When Casting of My Womb, a 28-day-performance piece by artist Casey Jenkins—since condemned to be know as Vaginal Knitting—was released, it sparked outrage. As the artist wryly remarks in a response article she wrote for the Guardian, this was not because of the skeins of wool that she unfurled from her vagina—but mainly because of her poorly cut hair.
Sweeping the net of late, Los Angeles sculptor Jonathan Payne's absolutely revolting synthetic "fleshlettes" (even the name causes my internal muscles to contract violently) include hyperrealistic renderings of tongues coated in fur made out of teeth, sprouting toe nail mutants, and nipples and eyeballs contained in their own ball sacks. Please, Hollywood, hire this guy—before someone puts him in a public gallery.
Tisha Cherry, Via foodiggity
See, I like Oreos, and I like art, but I'm not sure the two go together so well. Though, this does officially raise the valid question, of which biscuit is the best medium.

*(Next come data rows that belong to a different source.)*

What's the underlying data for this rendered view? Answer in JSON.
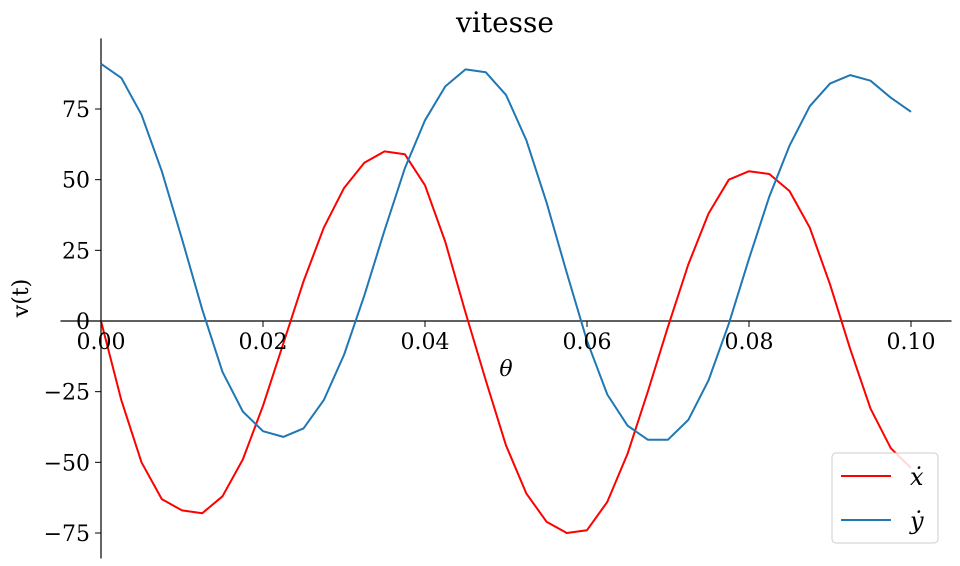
{
  "chart_data": {
    "type": "line",
    "title": "vitesse",
    "xlabel": "θ",
    "ylabel": "v(t)",
    "xlim": [
      0.0,
      0.105
    ],
    "ylim": [
      -84,
      100
    ],
    "grid": false,
    "legend_position": "lower-right",
    "x_ticks": [
      0.0,
      0.02,
      0.04,
      0.06,
      0.08,
      0.1
    ],
    "x_tick_labels": [
      "0.00",
      "0.02",
      "0.04",
      "0.06",
      "0.08",
      "0.10"
    ],
    "y_ticks": [
      -75,
      -50,
      -25,
      0,
      25,
      50,
      75
    ],
    "y_tick_labels": [
      "−75",
      "−50",
      "−25",
      "0",
      "25",
      "50",
      "75"
    ],
    "series": [
      {
        "name": "ẋ",
        "color": "#ff0000",
        "points": [
          [
            0.0,
            0
          ],
          [
            0.0025,
            -28
          ],
          [
            0.005,
            -50
          ],
          [
            0.0075,
            -63
          ],
          [
            0.01,
            -67
          ],
          [
            0.0125,
            -68
          ],
          [
            0.015,
            -62
          ],
          [
            0.0175,
            -49
          ],
          [
            0.02,
            -30
          ],
          [
            0.0225,
            -8
          ],
          [
            0.025,
            14
          ],
          [
            0.0275,
            33
          ],
          [
            0.03,
            47
          ],
          [
            0.0325,
            56
          ],
          [
            0.035,
            60
          ],
          [
            0.0375,
            59
          ],
          [
            0.04,
            48
          ],
          [
            0.0425,
            28
          ],
          [
            0.045,
            3
          ],
          [
            0.0475,
            -21
          ],
          [
            0.05,
            -44
          ],
          [
            0.0525,
            -61
          ],
          [
            0.055,
            -71
          ],
          [
            0.0575,
            -75
          ],
          [
            0.06,
            -74
          ],
          [
            0.0625,
            -64
          ],
          [
            0.065,
            -47
          ],
          [
            0.0675,
            -25
          ],
          [
            0.07,
            -2
          ],
          [
            0.0725,
            20
          ],
          [
            0.075,
            38
          ],
          [
            0.0775,
            50
          ],
          [
            0.08,
            53
          ],
          [
            0.0825,
            52
          ],
          [
            0.085,
            46
          ],
          [
            0.0875,
            33
          ],
          [
            0.09,
            13
          ],
          [
            0.0925,
            -10
          ],
          [
            0.095,
            -31
          ],
          [
            0.0975,
            -45
          ],
          [
            0.1,
            -52
          ]
        ]
      },
      {
        "name": "ẏ",
        "color": "#1f77b4",
        "points": [
          [
            0.0,
            91
          ],
          [
            0.0025,
            86
          ],
          [
            0.005,
            73
          ],
          [
            0.0075,
            53
          ],
          [
            0.01,
            29
          ],
          [
            0.0125,
            4
          ],
          [
            0.015,
            -18
          ],
          [
            0.0175,
            -32
          ],
          [
            0.02,
            -39
          ],
          [
            0.0225,
            -41
          ],
          [
            0.025,
            -38
          ],
          [
            0.0275,
            -28
          ],
          [
            0.03,
            -12
          ],
          [
            0.0325,
            9
          ],
          [
            0.035,
            32
          ],
          [
            0.0375,
            54
          ],
          [
            0.04,
            71
          ],
          [
            0.0425,
            83
          ],
          [
            0.045,
            89
          ],
          [
            0.0475,
            88
          ],
          [
            0.05,
            80
          ],
          [
            0.0525,
            64
          ],
          [
            0.055,
            42
          ],
          [
            0.0575,
            17
          ],
          [
            0.06,
            -7
          ],
          [
            0.0625,
            -26
          ],
          [
            0.065,
            -37
          ],
          [
            0.0675,
            -42
          ],
          [
            0.07,
            -42
          ],
          [
            0.0725,
            -35
          ],
          [
            0.075,
            -21
          ],
          [
            0.0775,
            -1
          ],
          [
            0.08,
            22
          ],
          [
            0.0825,
            44
          ],
          [
            0.085,
            62
          ],
          [
            0.0875,
            76
          ],
          [
            0.09,
            84
          ],
          [
            0.0925,
            87
          ],
          [
            0.095,
            85
          ],
          [
            0.0975,
            79
          ],
          [
            0.1,
            74
          ]
        ]
      }
    ]
  }
}
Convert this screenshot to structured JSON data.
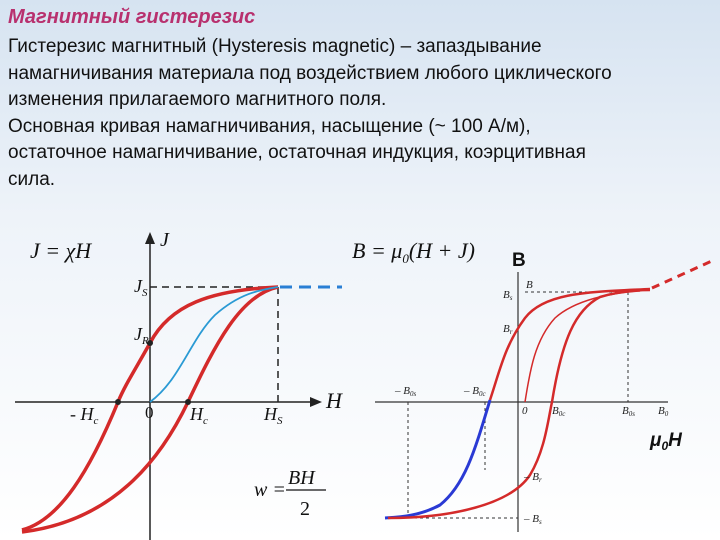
{
  "header": {
    "title": "Магнитный гистерезис"
  },
  "text_lines": [
    "Гистерезис магнитный (Hysteresis magnetic) – запаздывание",
    "намагничивания материала под воздействием любого циклического",
    "изменения прилагаемого магнитного поля.",
    "Основная кривая намагничивания, насыщение (~ 100 А/м),",
    "остаточное намагничивание, остаточная индукция, коэрцитивная",
    "сила."
  ],
  "left_diagram": {
    "formula": {
      "lhs": "J = χH"
    },
    "axis_y": "J",
    "axis_x": "H",
    "js": {
      "main": "J",
      "sub": "S"
    },
    "jr": {
      "main": "J",
      "sub": "R"
    },
    "neg_hc": {
      "main": "- H",
      "sub": "c"
    },
    "origin": "0",
    "hc": {
      "main": "H",
      "sub": "c"
    },
    "hs": {
      "main": "H",
      "sub": "S"
    },
    "energy": {
      "lhs": "w =",
      "numerator": "BH",
      "denominator": "2"
    }
  },
  "right_diagram": {
    "formula": {
      "main": "B = μ",
      "sub": "0",
      "rest": "(H + J)"
    },
    "axis_y": "B",
    "axis_x": {
      "main": "μ",
      "sub": "0",
      "rest": "H"
    },
    "bs": {
      "main": "B",
      "sub": "s"
    },
    "br": {
      "main": "B",
      "sub": "r"
    },
    "b_top": "B",
    "neg_b0s": {
      "main": "– B",
      "sub": "0s"
    },
    "neg_b0c": {
      "main": "– B",
      "sub": "0c"
    },
    "origin": "0",
    "b0c": {
      "main": "B",
      "sub": "0c"
    },
    "b0s": {
      "main": "B",
      "sub": "0s"
    },
    "b0": {
      "main": "B",
      "sub": "0"
    },
    "neg_br": {
      "main": "– B",
      "sub": "r"
    },
    "neg_bs": {
      "main": "– B",
      "sub": "s"
    }
  }
}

Ian Dennis, better know by his online pseudonym Fox Bronte, is surely the hero of our life and times, purely for the fact that he got the public to lop of their pubic hair and send it to him, so that he could fashion a portrait of Justin Bieber out of it.
For the project Some Pigeons Are More Equal Than Others artists Julian Charriere and Julius von Bismarck spray-painted and released 35 pigeons at the Venice Biennale to make them more colorful. The question is not Should Animals Be Used as Art? but rather Are Animals Ticklish? or Is This The Future for Street Art?
Shit stirrer (quite literally) Wim Delvoye began his infamous pig tattooing on an "art farm" he set up in China in 2007. The Belgian received ardent criticism, especially since he branded one pig with Louis V, when Givenchy was so much better that season.
Other works of his include x-rays of blow jobs, a fecal-matter producing machine, and anal kisses, printed impeccably on hotel letterhead paper.
Skin and Hair
Jessica Harrison, Detail of High back Chair and Sofa, 2009
Jessica Harrison used skin and hair cast from her own hands to make her 2009 Hand Held series of minature furniture: you can just imagine them in a pretty dollhouse.
Wyse + Gabriely, Video still from Cereal, 2013
In case you didn't know, there's a whole charming movement of art made with or involving vomit: I wouldn't recommend googling it after a meal. Or indeed before one. Just don't google it. Ever.
Welcome to wackyland with East London resident Stacy Makishi's performance works which include this octopus, worn as a hat. Wear jauntily on the angle, with optional fag in hand.
Mika Rottenberg, Dough, 2006
All of dough's physical qualities ooze out in Mika Rottenberg's 2006 video piece, a surreal social commentary on the capitalist production chain, which stars size 20, 6ft pro-wrestler, activist, and model Raqui.
Swedish photographer Sandy Skoglund is the Queen of surreal textures. She's also responsible for titles such as Radioactive Cats and Raining Popcorn.